In the Cawley household, Christmas is still a time of benevolent wonderment and outright lies. The beautiful Christmas tree shines in the middle of the big bay window, the plastic carolers sit frozen in a sea of fake snow next to the front door, and my parents insist that Santa is real to their four children between the ages of 18 and 27.
Not to ruin the surprise for any four year olds that might be reading, but just to be clear, the four of us do know that Santa isn’t real. We know that he doesn’t account for 50% of our presents and his lust for sugar cookies is merely a clever ploy to further cement our long-gone holiday belief.
We let them know that we know, too. The Cawley children poke holes in Santa’s story more often than your family’s most infamous atheist. Not because we hate Christmas, but because our parents’ ability to fend off accusations of the most obvious lie in the world are nothing short of jaw-dropping. Mostly because they stick to the script. Every inquiry about what we’re getting for Christmas is met with a barely sarcastic, “Well you’ll have to ask Santa,” which is hard to argue with.
Despite our collectively cynical points of view, my parents hold strong. Year in and year out, they endure the snide remarks, the side-eyed glances, and the unending hope that we’ll catch them in an unexplainable lie on the happiest day of the year. They put out cookies, rustle the fireplace, and label every other present as “From: Santa” in handwriting that is more unrecognizable than that found on your physician’s prescription pads.
Every year we grow older, we assume that this year is going to be the last year. We believe that eventually they will cave and Christmas will simply be that one time of year we all hang out and give each other gifts. No more illusions of magical sleighs, flying livestock, or sugar-crazy madmen breaking into our houses to leave us things we only kind of need. Every year, we assume their resolve with dwindle.
But low and behold, next year rolls around and their resolve has doubled. Santa is more real than Bruce Springsteen and his cookie cravings have doubled along with their resolve. His reindeer are stronger, his sleigh is bigger, and his Ho’s are louder and more glorious than ever before.

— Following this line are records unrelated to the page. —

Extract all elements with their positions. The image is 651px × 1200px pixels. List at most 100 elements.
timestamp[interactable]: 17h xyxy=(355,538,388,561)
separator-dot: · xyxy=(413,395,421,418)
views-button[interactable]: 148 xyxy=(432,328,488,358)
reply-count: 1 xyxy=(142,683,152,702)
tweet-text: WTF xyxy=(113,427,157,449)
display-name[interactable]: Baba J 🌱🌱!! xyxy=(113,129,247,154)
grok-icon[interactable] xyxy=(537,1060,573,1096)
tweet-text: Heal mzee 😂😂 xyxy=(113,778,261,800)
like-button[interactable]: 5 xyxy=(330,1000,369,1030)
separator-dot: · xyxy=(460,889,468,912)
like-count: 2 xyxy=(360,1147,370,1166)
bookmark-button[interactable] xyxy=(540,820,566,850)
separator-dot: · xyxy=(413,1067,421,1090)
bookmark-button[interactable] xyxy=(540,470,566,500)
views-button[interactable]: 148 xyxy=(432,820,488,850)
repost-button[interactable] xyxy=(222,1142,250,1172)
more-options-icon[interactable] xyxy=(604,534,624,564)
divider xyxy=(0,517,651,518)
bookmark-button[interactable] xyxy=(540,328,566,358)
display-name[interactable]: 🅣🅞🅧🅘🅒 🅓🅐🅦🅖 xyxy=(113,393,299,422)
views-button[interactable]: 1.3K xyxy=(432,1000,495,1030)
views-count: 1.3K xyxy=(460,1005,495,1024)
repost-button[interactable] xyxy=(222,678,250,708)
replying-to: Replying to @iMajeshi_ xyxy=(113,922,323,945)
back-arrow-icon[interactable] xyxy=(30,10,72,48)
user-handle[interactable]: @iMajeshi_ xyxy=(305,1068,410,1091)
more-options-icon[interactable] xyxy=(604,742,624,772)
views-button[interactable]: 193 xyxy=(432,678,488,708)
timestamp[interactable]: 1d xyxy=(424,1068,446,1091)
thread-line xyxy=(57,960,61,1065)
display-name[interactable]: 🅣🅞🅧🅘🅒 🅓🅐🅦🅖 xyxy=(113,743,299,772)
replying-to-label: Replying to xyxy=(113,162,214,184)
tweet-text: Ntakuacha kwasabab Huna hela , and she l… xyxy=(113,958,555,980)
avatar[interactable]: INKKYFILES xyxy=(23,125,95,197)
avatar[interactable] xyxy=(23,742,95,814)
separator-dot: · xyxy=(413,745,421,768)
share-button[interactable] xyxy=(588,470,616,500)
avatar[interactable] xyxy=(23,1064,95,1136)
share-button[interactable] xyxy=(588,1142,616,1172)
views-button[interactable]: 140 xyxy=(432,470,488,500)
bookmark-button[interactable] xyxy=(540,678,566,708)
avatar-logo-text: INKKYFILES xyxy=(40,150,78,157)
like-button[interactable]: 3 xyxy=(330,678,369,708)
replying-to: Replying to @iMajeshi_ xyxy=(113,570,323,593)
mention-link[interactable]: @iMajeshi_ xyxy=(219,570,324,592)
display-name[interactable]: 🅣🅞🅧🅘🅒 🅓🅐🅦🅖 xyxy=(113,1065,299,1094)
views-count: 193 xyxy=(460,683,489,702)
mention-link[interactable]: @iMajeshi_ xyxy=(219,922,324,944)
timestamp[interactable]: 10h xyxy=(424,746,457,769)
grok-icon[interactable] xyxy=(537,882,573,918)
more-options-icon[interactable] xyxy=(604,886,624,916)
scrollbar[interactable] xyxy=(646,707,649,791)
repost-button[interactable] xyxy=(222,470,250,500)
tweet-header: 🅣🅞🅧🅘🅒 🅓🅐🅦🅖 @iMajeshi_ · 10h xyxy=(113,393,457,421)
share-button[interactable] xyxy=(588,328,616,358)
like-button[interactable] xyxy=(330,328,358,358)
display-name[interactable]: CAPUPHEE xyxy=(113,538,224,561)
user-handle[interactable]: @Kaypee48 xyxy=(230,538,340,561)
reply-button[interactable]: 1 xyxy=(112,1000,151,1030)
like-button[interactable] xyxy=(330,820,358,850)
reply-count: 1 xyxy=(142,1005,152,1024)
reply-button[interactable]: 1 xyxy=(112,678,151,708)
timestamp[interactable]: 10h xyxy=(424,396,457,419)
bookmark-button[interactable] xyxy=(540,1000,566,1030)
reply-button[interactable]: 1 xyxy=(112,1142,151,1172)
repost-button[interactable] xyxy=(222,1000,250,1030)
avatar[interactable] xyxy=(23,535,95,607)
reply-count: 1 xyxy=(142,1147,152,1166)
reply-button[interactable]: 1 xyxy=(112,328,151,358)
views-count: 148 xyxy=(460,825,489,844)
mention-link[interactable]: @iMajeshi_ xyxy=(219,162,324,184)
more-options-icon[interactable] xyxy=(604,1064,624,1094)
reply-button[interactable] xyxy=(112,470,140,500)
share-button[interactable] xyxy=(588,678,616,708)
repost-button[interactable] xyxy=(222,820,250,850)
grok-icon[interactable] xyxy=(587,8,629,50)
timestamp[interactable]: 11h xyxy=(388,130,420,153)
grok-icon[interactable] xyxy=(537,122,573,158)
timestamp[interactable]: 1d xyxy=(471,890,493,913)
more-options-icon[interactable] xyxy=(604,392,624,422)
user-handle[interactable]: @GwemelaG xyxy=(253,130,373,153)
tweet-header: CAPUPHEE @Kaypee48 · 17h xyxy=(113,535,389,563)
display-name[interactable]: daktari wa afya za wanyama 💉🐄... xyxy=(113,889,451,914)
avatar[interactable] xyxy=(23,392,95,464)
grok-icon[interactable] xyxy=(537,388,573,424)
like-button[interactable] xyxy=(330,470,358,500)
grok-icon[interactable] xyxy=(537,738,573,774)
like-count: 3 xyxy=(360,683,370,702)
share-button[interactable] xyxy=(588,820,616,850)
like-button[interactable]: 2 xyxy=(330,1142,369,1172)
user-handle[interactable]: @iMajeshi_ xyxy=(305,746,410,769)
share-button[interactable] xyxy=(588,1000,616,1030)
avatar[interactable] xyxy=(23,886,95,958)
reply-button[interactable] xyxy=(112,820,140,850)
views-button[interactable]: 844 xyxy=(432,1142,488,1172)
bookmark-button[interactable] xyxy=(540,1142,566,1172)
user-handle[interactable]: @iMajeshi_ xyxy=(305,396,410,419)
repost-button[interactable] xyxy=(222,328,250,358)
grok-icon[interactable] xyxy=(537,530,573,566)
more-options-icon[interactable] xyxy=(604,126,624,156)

And behind that cynical facade us Cawley kids put up is an undeniable appreciation for their commitment. Because this herculean resolve pays off five minutes before Christmas starts, as my parents force us to wait at the top of the stairs before we can descend on our gifts. These four adult Cawley children are turned into 5 year olds that want nothing more than to storm down those stairs and rip open every present that they can get their hands on, all because of this resolve.
An audible “Whoooooa” can be heard at every Cawley Christmas morning. Not because we’re in shock at the amount presents in front of us, but because, for a split second, it feels like Santa really did show up. Our 20-something coolness is briefly suspended by a story that our parents have been telling us for almost three decades. A story that has no basis in reality but is more important than any carol, psalm, or prayer you’ll say on Christmas day:
Miracles can happen. Even if your parents have to lie about them.